If I was an MMA strength coach I’d have alternating dates of “cardio” and strength. The training for your skill won’t change, that’s a given. You do what you have to do to increase your technical skill. My job would basically be to get you in shape. 3 days of strength work periodized from 8-12 reps down to 1-5 reps and 3 days of dynamic and intense short duration cardio (20-30 minutes) starting with 400m repeats and sprints and periodized down to more specific and dynamic efforts.[/quote]

Another great way to increase anaerobic endurance is weight training with super high reps (50-100). I devote one day a week to 1 set of super high reps on the deadlift, overhead squat, and bench press (do pushups to start out with until you can do 100 and then start loading it).

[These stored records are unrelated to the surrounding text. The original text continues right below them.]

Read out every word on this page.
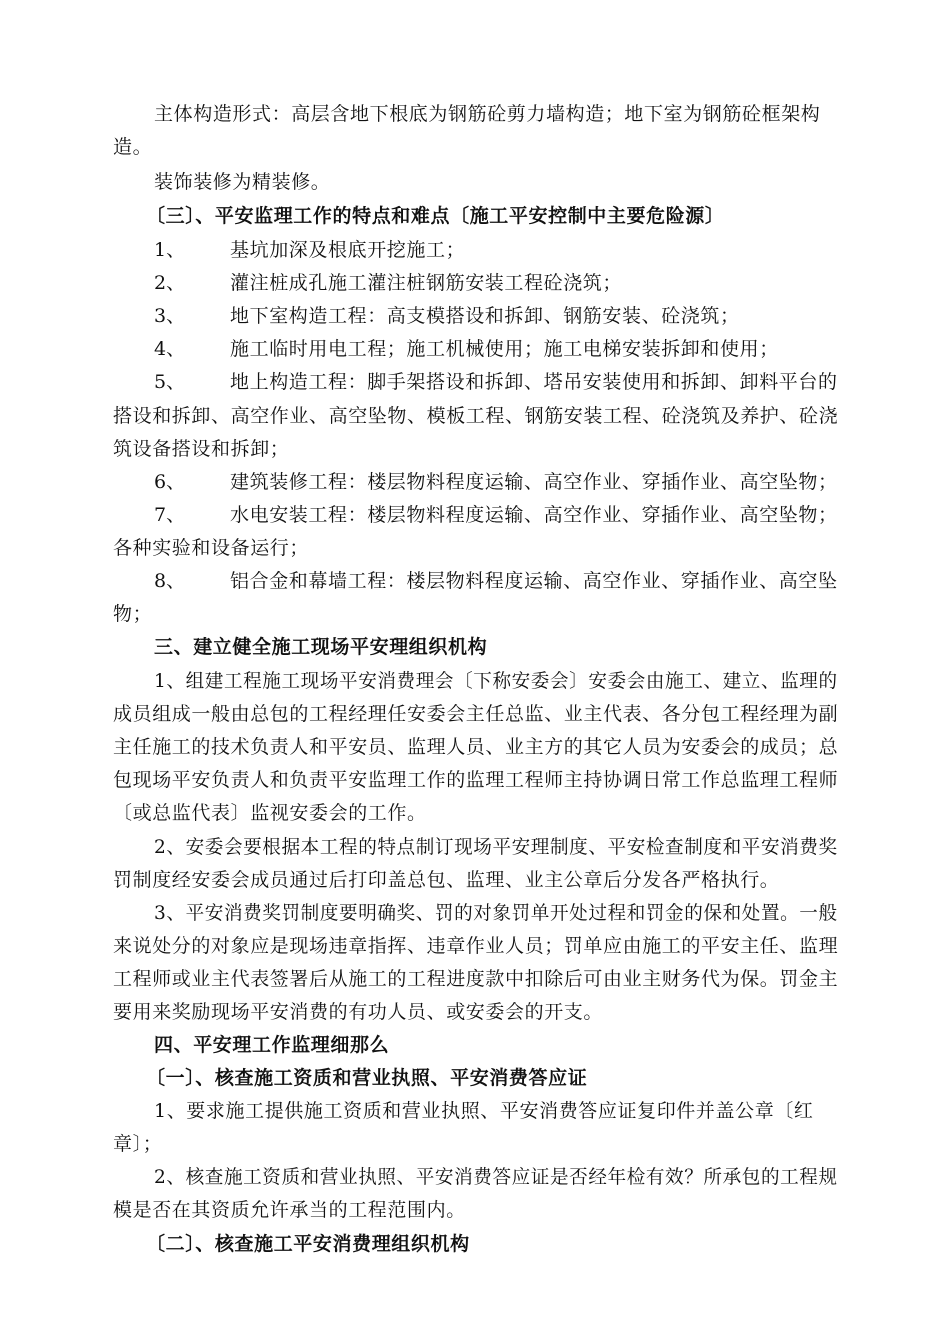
主体构造形式：高层含地下根底为钢筋砼剪力墙构造；地下室为钢筋砼框架构
造。
装饰装修为精装修。
〔三〕、平安监理工作的特点和难点〔施工平安控制中主要危险源〕
1、 基坑加深及根底开挖施工；
2、 灌注桩成孔施工灌注桩钢筋安装工程砼浇筑；
3、 地下室构造工程：高支模搭设和拆卸、钢筋安装、砼浇筑；
4、 施工临时用电工程；施工机械使用；施工电梯安装拆卸和使用；
5、 地上构造工程：脚手架搭设和拆卸、塔吊安装使用和拆卸、卸料平台的
搭设和拆卸、高空作业、高空坠物、模板工程、钢筋安装工程、砼浇筑及养护、砼浇
筑设备搭设和拆卸；
6、 建筑装修工程：楼层物料程度运输、高空作业、穿插作业、高空坠物；
7、 水电安装工程：楼层物料程度运输、高空作业、穿插作业、高空坠物；
各种实验和设备运行；
8、 铝合金和幕墙工程：楼层物料程度运输、高空作业、穿插作业、高空坠
物；
三、建立健全施工现场平安理组织机构
1、组建工程施工现场平安消费理会〔下称安委会〕安委会由施工、建立、监理的
成员组成一般由总包的工程经理任安委会主任总监、业主代表、各分包工程经理为副
主任施工的技术负责人和平安员、监理人员、业主方的其它人员为安委会的成员；总
包现场平安负责人和负责平安监理工作的监理工程师主持协调日常工作总监理工程师
〔或总监代表〕监视安委会的工作。
2、安委会要根据本工程的特点制订现场平安理制度、平安检查制度和平安消费奖
罚制度经安委会成员通过后打印盖总包、监理、业主公章后分发各严格执行。
3、平安消费奖罚制度要明确奖、罚的对象罚单开处过程和罚金的保和处置。一般
来说处分的对象应是现场违章指挥、违章作业人员；罚单应由施工的平安主任、监理
工程师或业主代表签署后从施工的工程进度款中扣除后可由业主财务代为保。罚金主
要用来奖励现场平安消费的有功人员、或安委会的开支。
四、平安理工作监理细那么
〔一〕、核查施工资质和营业执照、平安消费答应证
1、要求施工提供施工资质和营业执照、平安消费答应证复印件并盖公章〔红
章〕；
2、核查施工资质和营业执照、平安消费答应证是否经年检有效？所承包的工程规
模是否在其资质允许承当的工程范围内。
〔二〕、核查施工平安消费理组织机构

I tried to do overhead presses, but it tore my shoulders up so I switched from regular squats to overhead to statically work my shoulders. I have been doing this for over a year and my anaerobic endurance has never been better.

Balle,

I think the best way to exist at two ends of the fitness spectrum is to simply periodize your training. Hopefully you have a rubgy season, an off season, a rowing seasin, then another off season.

So one way to do it would be:

  1. Off-season 1: Focus on strength training, do 1-2 long rows for maintenance
  2. Rugby season: sport specific training
  3. Off-season 2: Focus on building endurance, do 1-2 short strength training sessions for maintenance
  4. Rowing season: sport specific training

I was a distance runner clicking off 16:00 5ks and 2:32 marathon weighing 140-145lbs at 5’5.5". Since November I’ve put on close to 20lbs of lean mass. As first I was still running 15-25 miles a week and still gaining weight. I then switched to mostly cycling as a means of commuting to work and running less. Anytime I run these days I still am able to jog along around 7:00-7:30 pace per mile vs 6:30-7:00 when I was a “runner”. I haven’t run a race since last September but I still think I can break 17:00 for a 5k even 20lbs heavier. Lesson: It takes very little to actually maintain what you’ve gained.

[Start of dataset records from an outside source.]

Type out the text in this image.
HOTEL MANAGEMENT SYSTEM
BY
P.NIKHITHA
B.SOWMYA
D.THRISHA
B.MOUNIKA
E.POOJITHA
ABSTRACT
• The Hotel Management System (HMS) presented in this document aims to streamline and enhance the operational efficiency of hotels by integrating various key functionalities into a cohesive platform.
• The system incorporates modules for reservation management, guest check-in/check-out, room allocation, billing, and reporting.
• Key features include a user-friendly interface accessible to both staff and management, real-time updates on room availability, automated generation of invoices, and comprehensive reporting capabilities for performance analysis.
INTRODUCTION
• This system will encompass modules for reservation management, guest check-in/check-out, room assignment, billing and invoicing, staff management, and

Now, if you are doing both at the same time you could do some sort of conjugate training:

Week 1: Rugby focus + strength training; Maintenance work for rowing endurance and skill.
Week 2: Rowing focus + endurance; Maintenance work for rugby strength and skill.
Week 3: Moderate deload; light work for strength, endurance and skill

So, week 1 you may strength train 3 days a week for 60 minutes. Focus on your rugby training. Then 1-2 days you would focus on rowing but using less volume and the same intensity (ie: 50% of the volume you usually do for rowing)

Week 2 you would switch it. Strength train only once that week for 30-60 minutes then focus on the endurance and rowing.

Week 3 you split the training evenly between strength and endurance but lower the volume. 3 days of 30 minute strength training, 3 days of 50% of your usual rowing training. 1 rest day.

Ultimately you will not be able to maximize BOTH endurance and strength. You will not find a 2:10 marathoner who can deadlift 500lbs and you will not find a 500lb deadlifter who can run a 2:10 marathon. At least not in the same training period.

You can however have an interesting life as a sports athlete as few people choose to try and be good at both ends of the spectrum.